Das Motiv ist grob gerastert und zerstiebt in eine Vielzahl von einzelnen Punkten, ähnlich dem Sprühnebel, den ein Wasserfall erzeugt. Erst mit einigem Abstand setzt es sich zu einem Bild zusammen, wobei durch die räumliche Enge im Wachturm der Illusionismus teilweise wieder aufgelöst wird und die Aufmerksamkeit zum Atmosphärischen des Naturereignisses und gleichzeitig zur technischen Beschaffenheit des Bildes und damit auf die Frage der Wahrnehmung gelenkt wird.

Birgit Schlieps' Interesse gilt diesem Dritten, das in der Wahrnehmung entsteht und das sie, in Anlehnung an ein Zitat von Martin Kippenberger als „tranceartige Topologie“ bezeichnet. Kippenberger beschreibt die Naturwahrnehmung auf der Basis der physischen Verfasstheit in seinem Text „1984. Wie es wirklich war am Beispiel Knokke“ mit folgenden Worten: „Ich blinzele in den Himmel. Wenn man direkt in die Sonne schaut und anschließend die Augen zukneift, leuchtet es orangerosa mit zwei blaugrünen Kreisen auf. Ich liebe das und blinzele in den Himmel. Psychedelic auf Sparflamme, aber gut.“ Unter „Topologie“ versteht Birgit Schlieps konkrete räumliche Lagebeziehungen, die in der Imagination zum Bestandteil verschiedener Orte und Wirklichkeiten werden können. So wird der Wasserfall im Wachturm zu einem imaginierten Ereignis, das die verschiedenen zeitlichen und räumlichen Ebenen miteinander verschmilzt: Ontario/Upstate New York 1920, wo die Aufnahme entstand, New York W 25th St/Ave of the Americas/Fith Ave 1992, wo sie auf das Fotoalbum stieß und schließlich der gegenwärtige Ort und Zeitpunkt: Berlin, Schlesischer Busch, 2009.

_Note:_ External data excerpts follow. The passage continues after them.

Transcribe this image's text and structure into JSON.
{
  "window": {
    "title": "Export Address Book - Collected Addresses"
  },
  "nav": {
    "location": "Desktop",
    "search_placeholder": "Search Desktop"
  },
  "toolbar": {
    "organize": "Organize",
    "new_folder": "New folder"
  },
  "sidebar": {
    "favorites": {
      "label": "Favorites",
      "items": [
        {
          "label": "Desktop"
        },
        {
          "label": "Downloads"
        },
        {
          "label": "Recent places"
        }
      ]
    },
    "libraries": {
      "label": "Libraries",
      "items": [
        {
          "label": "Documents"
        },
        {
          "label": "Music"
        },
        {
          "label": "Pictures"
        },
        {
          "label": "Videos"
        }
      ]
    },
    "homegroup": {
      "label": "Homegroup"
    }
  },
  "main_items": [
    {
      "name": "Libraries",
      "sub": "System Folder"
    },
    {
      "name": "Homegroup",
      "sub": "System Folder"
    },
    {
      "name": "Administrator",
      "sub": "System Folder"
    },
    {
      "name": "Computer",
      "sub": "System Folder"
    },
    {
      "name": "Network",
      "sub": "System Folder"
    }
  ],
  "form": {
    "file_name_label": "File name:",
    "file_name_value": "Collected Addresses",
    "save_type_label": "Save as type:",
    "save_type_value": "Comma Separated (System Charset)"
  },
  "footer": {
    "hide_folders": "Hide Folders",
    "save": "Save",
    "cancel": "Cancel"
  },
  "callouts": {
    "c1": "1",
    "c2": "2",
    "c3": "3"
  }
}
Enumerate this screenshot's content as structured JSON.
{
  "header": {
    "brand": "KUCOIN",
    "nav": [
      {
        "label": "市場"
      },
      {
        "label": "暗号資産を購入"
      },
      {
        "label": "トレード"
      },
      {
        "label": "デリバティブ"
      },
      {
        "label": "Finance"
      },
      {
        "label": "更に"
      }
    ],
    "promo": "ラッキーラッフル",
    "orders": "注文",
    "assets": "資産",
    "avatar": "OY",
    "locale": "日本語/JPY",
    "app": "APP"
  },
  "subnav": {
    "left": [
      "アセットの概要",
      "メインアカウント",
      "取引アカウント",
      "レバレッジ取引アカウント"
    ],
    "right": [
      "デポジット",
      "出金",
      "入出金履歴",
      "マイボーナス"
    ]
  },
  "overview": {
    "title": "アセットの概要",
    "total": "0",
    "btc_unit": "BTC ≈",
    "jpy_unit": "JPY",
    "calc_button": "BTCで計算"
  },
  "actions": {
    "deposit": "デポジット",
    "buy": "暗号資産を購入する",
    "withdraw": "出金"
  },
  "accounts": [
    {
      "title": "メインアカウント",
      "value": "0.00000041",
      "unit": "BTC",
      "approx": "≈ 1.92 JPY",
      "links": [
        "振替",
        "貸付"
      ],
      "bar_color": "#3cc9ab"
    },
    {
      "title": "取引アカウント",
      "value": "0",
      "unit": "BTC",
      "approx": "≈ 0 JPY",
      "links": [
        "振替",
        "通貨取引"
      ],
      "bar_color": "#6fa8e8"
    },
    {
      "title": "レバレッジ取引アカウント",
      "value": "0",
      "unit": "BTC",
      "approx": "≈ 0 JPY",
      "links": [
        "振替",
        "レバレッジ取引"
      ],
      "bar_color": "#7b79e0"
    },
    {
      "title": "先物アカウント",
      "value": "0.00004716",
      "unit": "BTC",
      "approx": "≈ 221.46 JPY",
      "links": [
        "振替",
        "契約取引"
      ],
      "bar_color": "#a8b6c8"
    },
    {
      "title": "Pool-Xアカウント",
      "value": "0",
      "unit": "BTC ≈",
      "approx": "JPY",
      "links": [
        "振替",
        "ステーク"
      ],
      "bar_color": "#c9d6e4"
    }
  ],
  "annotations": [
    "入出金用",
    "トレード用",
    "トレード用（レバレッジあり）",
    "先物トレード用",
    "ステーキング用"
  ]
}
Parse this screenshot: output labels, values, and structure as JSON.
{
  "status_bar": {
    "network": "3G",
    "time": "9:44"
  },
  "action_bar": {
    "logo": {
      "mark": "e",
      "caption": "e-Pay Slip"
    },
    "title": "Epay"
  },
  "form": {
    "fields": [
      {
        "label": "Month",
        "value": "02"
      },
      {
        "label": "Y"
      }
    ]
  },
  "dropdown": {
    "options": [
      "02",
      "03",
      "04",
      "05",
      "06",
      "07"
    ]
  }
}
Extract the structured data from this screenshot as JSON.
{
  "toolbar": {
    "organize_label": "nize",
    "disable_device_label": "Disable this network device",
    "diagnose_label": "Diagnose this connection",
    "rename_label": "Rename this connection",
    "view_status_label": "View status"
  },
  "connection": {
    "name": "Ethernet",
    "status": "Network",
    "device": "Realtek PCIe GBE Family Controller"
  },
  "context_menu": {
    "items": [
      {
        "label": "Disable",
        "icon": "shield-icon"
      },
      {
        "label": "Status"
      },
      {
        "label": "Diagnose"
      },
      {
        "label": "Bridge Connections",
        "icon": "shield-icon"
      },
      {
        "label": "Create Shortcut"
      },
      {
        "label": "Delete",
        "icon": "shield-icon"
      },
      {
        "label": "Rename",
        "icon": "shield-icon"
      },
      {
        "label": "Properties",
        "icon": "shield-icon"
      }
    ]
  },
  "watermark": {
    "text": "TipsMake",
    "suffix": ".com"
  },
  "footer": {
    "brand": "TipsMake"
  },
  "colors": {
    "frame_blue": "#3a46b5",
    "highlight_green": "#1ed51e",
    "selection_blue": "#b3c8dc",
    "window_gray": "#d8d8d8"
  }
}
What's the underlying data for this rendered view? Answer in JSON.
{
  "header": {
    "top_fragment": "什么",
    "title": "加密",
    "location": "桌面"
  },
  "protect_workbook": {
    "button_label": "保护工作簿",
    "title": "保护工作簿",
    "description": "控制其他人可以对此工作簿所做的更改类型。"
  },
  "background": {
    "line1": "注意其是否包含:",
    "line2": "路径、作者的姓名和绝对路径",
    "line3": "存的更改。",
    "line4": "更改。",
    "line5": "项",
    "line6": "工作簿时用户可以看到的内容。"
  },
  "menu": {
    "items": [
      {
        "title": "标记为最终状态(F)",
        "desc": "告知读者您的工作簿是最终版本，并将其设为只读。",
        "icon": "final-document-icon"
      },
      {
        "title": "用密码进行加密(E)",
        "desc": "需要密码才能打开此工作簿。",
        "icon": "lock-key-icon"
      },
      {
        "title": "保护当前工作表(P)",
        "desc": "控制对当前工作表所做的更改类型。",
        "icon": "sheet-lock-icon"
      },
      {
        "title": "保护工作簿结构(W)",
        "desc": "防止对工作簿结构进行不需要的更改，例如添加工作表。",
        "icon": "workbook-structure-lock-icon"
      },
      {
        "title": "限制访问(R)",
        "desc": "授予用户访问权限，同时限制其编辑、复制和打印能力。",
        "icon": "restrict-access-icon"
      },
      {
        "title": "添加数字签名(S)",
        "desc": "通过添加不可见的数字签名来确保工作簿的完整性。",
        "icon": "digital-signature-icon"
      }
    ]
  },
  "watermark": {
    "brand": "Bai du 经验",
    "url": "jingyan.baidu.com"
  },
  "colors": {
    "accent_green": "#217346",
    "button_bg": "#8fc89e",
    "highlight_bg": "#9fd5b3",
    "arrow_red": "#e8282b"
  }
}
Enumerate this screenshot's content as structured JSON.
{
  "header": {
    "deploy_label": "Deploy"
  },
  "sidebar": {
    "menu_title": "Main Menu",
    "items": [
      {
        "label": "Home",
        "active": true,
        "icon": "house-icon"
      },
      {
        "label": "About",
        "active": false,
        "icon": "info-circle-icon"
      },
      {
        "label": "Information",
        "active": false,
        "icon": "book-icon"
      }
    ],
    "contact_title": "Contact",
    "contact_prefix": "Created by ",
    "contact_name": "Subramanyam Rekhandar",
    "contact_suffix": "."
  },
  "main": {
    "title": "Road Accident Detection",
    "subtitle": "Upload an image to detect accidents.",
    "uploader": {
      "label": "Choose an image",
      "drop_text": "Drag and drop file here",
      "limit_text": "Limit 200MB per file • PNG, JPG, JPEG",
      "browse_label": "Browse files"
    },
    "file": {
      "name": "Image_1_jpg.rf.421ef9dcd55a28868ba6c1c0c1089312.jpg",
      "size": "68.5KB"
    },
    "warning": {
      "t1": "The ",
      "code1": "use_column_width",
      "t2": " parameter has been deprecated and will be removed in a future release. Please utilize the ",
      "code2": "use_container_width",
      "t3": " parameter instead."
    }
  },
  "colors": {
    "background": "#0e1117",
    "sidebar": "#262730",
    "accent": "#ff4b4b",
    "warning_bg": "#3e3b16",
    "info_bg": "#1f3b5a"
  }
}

Außen am Wachturm installiert Schlieps ein Holzgerüst, wie man es vom Kulissenbau kennt und welches die Vorstellung von der Stabilität und Dauerhaftigkeit des Gebäudes unterminiert. Der bildhauerische Eingriff lässt den Wachturm als temporäre Konstruktion einer Wirklichkeit erscheinen, die jederzeit demontierbar ist.

Auch die politische Grenze ist ein imaginierter, ein abstrakter Ort, der erst in der Überlagerung verschiedener räumlicher und zeitlicher Ereignisse entsteht. Indem Birgit Schlieps auf die Physis des Wachturms das Bild eines grenzüberschreitenden Wasserfalls projiziert, wird auch dieser Prozess sichtbar.

Seit fünf Jahren finden im Grenzwachturm Schlesischer Busch unter dem Titel „Letzte Überprüfung“ Ausstellungen, ortsspezifische Installationen und Interventionen zeitgenössischer Künstlerinnen und Künstler statt, kuratiert von Svenja Moor. An die Ausstellung „Niagara Falls“ von Birgit Schlieps schließt im Juni das Projekt „10 Steps“ der polnisch-kanadischen Künstlerin Kinga Araya an. Im August/September wird der Berliner Künstler Sven Johne die Videoarbeit „1989“ präsentieren, kuratiert von Christine Heidemann und Anne Kersten. Der Wachturm ist von Mai bis September 2009, immer donnerstag bis sonntags, 14 bis 19 Uhr geöffnet. Der Eintritt ist frei. Vor Ort ist eine mehrsprachige Dokumentation zur Geschichte der Führungsstelle erhältlich.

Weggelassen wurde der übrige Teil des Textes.